The following is from the Anglican Journal.
"Archbishop Andrew Hutchison, primate of the Anglican Church of Canada, has lamented that while he and other primates currently meeting in Tanzania have seen stark images of poverty in the capital Dar Es Salaam their discussions will not focus on improving the lives of the poor but on divisions over human sexuality.
“I am going to a meeting with a gospel of hope and a preferential option for the poor and we are debating who is in and whom we are going to keep out,” said Archbishop Hutchison in a blog, or Internet diary entry, to young Canadian Anglicans at www.generation.anglican.ca.
Archbishop Hutchison, meanwhile, wrote in his blog that he has been praying “that we can truly listen to what the Holy Spirit is saying to the church.” He said: “I believe in an inclusive church that has its doors open to all and that accepts and welcomes people regardless of the human definitions that we may place upon them – male/female, white/black, gay/straight … We run the danger of making the church a club for like-minded people rather than a place of refuge for the sinner and hope for the hurt and vulnerable.”
Archbishop Hutchison said his realization that the church was becoming out of sync with the realities of the world occurred to him during the drive to the conference centre, a beachfront hotel located an hour away from the Dar es Salaam airport.
“Despite being tired my eyes were wide open as we drove over dusty unkempt roads and through a sea of thousands upon thousands of people. Most were standing beside the road looking desperate and without hope,” he wrote. “Adults and children intermingled and behind them were some of the most dilapidated shacks that I had ever seen. For many these are the only houses they will ever know.”
Archbishop Hutchison’s lament echoes one by Archbishop Robin Eames, the newly-retired primate of the Church of Ireland, who also led the Lambeth Commission.
Interviewed by The Tablet, a Roman Catholic magazine, Archbishop Eames expressed disappointment at the way leaders of various factions in the Anglican Communion have behaved towards each other. “I have an image of a matchstick child starving in Africa and here are these robed figures going past arguing, and they don’t see the child looking for a bite to eat.”

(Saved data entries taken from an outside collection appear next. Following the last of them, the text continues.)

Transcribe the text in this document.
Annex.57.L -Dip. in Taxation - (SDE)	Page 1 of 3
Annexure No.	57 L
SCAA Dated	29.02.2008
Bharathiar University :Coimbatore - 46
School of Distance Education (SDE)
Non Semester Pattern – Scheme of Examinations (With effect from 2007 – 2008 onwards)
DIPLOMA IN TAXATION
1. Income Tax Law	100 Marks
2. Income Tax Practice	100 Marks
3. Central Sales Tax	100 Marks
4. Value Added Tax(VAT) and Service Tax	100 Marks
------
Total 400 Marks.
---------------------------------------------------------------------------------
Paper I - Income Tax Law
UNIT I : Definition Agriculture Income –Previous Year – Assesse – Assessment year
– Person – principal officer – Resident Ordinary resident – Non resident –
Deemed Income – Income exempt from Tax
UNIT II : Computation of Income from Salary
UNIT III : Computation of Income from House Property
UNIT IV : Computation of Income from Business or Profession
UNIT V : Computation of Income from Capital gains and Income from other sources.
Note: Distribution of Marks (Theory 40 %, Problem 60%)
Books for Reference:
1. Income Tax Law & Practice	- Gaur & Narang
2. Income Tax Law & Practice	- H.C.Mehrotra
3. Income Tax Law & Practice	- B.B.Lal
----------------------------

I have always thought highly of ++Ted Scott and ++Michael Peers. With these comments ++Andrew Hutchison also gains my high respect. These are the true issues with which the Church should grapple. That would be working for the kin-dom not this constantly bickering over right belief and who is in or out (Both issues are ones of which God is the true judge, not humans. As humans we can only pray that we are acting true to God's desire. Since the gospel is one of love, I would think it pays us to err on the side of love.)